Cost saving plans remain in progress and the rate of decline in the company’s largest markets is slowing but this remains a challenging proposition in the short term.
2. Modest revenue uptick for Computacenter, strong momentum noted
Computacenter LON:CCC issued full year numbers today with revenues up 2.9% and gross profits 1.2% higher. Adjusted operating profits came in as previously guided at the very bottom end of analyst forecasts but management note that there’s good momentum being seen despite the broader macroeconomic uncertainty and further progress is expected in the year ahead. Dividends are being maintained at 2023 levels.
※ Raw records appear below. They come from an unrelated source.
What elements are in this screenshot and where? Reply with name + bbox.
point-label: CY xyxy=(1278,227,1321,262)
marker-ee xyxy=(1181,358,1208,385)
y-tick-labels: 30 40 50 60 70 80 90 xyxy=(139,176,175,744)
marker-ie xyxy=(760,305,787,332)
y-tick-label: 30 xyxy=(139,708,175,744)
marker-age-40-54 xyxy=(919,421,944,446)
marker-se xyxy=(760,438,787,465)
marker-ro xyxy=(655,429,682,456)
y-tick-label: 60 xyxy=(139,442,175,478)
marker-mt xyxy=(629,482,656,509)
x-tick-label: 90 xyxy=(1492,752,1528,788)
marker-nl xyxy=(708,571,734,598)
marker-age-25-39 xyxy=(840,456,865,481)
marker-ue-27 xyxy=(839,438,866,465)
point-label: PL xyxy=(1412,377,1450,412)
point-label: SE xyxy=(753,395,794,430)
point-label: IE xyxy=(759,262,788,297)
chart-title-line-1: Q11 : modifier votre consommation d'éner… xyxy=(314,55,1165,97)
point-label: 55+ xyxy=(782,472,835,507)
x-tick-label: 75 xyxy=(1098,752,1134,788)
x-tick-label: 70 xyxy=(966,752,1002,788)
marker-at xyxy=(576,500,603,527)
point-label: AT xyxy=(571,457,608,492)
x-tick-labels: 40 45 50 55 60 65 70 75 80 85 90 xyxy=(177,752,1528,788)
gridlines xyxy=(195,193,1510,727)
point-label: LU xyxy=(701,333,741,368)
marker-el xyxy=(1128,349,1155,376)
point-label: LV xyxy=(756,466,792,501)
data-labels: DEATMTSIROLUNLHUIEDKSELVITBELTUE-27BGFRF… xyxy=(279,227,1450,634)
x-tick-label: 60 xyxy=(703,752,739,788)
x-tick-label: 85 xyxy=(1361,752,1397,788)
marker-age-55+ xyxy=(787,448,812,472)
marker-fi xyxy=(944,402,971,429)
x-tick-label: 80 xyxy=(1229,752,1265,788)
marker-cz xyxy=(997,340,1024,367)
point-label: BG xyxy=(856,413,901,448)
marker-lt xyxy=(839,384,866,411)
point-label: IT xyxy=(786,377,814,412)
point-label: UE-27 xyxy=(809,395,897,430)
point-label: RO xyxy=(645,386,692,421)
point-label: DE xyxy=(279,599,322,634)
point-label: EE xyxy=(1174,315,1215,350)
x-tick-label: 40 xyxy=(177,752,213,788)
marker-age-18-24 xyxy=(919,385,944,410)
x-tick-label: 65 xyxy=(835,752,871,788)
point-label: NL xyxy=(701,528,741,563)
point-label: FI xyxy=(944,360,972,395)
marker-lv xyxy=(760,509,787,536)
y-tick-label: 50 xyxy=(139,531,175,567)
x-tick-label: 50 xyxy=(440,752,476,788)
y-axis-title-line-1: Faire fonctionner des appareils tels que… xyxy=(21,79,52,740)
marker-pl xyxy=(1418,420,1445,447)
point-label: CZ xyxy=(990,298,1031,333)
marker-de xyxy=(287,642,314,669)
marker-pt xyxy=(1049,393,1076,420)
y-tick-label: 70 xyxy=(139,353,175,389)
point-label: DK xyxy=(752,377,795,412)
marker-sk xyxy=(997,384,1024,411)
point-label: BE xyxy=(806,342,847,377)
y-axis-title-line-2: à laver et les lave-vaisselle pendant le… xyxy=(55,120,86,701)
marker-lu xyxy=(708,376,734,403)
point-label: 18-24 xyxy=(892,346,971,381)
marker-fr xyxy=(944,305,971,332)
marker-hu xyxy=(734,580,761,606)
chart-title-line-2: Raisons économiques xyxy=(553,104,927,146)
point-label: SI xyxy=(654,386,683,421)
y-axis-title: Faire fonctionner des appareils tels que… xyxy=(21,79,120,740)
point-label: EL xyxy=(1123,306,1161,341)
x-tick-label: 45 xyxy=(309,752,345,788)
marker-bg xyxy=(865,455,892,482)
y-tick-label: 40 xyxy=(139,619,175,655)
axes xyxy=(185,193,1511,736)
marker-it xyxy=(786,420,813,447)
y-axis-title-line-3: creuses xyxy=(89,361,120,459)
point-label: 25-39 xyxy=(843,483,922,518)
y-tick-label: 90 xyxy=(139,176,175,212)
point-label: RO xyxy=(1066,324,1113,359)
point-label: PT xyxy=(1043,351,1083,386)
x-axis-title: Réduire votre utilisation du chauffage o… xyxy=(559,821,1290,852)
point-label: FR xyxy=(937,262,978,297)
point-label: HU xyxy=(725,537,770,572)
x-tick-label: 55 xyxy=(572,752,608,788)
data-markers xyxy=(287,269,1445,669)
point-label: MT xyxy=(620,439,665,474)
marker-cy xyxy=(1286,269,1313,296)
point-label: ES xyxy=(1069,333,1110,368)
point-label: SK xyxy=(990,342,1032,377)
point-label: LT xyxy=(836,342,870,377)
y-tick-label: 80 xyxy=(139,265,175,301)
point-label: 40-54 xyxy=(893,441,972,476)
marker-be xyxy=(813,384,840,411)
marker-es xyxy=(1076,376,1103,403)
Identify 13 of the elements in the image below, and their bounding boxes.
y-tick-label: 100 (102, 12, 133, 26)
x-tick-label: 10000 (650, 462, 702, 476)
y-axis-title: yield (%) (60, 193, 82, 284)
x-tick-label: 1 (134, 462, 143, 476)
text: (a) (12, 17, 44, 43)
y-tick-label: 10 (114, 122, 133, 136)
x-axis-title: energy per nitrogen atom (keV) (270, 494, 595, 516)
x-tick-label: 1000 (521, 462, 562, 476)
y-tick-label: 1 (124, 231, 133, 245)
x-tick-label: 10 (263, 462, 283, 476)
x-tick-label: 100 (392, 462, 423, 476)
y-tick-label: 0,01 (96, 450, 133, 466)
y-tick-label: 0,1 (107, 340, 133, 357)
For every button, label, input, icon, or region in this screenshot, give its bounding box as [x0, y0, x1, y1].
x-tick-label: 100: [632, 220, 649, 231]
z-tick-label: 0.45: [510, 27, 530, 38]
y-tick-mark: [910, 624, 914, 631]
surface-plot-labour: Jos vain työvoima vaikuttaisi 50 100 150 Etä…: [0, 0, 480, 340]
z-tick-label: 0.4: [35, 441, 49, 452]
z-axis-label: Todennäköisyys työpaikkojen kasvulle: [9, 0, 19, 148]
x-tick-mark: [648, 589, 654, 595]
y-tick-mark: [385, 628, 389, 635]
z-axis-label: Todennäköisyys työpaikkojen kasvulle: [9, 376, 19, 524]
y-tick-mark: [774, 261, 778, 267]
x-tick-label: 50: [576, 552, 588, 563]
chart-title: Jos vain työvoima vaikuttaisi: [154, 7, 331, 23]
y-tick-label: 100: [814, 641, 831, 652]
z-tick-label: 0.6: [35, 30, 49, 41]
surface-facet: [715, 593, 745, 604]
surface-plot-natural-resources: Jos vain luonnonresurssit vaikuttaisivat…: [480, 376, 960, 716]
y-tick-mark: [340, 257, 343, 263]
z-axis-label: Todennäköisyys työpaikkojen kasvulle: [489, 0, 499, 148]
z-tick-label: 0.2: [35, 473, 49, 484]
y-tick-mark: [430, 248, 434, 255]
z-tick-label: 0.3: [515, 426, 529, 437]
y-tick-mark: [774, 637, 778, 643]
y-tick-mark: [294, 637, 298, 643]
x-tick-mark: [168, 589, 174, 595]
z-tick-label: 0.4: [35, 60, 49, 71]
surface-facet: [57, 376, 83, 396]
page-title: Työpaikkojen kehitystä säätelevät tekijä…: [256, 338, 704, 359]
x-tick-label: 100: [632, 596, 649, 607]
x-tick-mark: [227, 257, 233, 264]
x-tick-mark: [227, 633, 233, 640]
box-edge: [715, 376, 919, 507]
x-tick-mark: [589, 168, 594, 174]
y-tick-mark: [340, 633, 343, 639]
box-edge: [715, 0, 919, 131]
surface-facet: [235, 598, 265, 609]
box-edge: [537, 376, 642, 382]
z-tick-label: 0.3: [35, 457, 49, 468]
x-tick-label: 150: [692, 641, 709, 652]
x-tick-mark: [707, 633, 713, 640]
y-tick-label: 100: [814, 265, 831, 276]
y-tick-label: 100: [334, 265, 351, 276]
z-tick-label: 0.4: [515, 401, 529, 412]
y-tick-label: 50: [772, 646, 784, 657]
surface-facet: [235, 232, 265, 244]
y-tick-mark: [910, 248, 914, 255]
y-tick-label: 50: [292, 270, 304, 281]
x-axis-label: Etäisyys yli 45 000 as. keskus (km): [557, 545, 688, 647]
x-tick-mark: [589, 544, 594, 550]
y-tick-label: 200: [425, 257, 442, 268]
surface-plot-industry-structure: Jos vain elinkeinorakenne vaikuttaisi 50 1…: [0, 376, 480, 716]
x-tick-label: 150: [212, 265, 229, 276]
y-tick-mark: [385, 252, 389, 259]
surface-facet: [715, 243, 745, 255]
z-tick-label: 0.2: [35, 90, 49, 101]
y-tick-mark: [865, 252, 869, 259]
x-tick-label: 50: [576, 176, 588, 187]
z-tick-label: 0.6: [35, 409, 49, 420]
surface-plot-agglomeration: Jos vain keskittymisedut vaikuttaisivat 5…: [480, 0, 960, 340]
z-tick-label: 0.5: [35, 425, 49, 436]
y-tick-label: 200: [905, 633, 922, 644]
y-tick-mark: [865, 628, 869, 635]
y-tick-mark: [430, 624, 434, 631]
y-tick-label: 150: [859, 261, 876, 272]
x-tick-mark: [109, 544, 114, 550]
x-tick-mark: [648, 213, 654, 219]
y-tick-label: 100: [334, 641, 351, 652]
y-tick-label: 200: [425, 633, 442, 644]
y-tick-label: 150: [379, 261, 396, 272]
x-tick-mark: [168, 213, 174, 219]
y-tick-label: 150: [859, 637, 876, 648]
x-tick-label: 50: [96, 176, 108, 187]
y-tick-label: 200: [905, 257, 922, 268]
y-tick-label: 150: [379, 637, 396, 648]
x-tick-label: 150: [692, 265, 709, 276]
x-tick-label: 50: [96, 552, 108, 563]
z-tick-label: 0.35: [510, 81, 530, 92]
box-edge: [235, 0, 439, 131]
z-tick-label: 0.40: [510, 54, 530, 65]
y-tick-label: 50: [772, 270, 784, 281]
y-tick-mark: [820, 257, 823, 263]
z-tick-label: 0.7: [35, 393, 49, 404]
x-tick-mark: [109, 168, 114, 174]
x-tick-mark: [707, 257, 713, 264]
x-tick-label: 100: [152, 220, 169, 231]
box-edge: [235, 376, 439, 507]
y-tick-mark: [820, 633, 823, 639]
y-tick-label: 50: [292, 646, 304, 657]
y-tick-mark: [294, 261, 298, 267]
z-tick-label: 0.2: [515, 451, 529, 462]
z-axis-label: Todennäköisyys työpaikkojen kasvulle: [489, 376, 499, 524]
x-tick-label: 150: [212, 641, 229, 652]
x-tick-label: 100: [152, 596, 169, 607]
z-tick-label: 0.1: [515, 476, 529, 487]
3. Motor finance saga continues to challenge Close Brothers
Interim numbers are out from lender Close Brothers [LON:CLB] where the bank notes operating income down 1% whilst an increase in impairment charges saw operating profits fall by a more pronounced 15%.
Add to that the £165m worth of provisions made in relation to the ongoing motor finance saga plus associated legal costs and that’s tipped the bank to an operating loss of £103.8m. The bad debt ratio advanced to 1%, net interest margin fell 20 basis points to 7.3% and RoTE stood at 7.4%.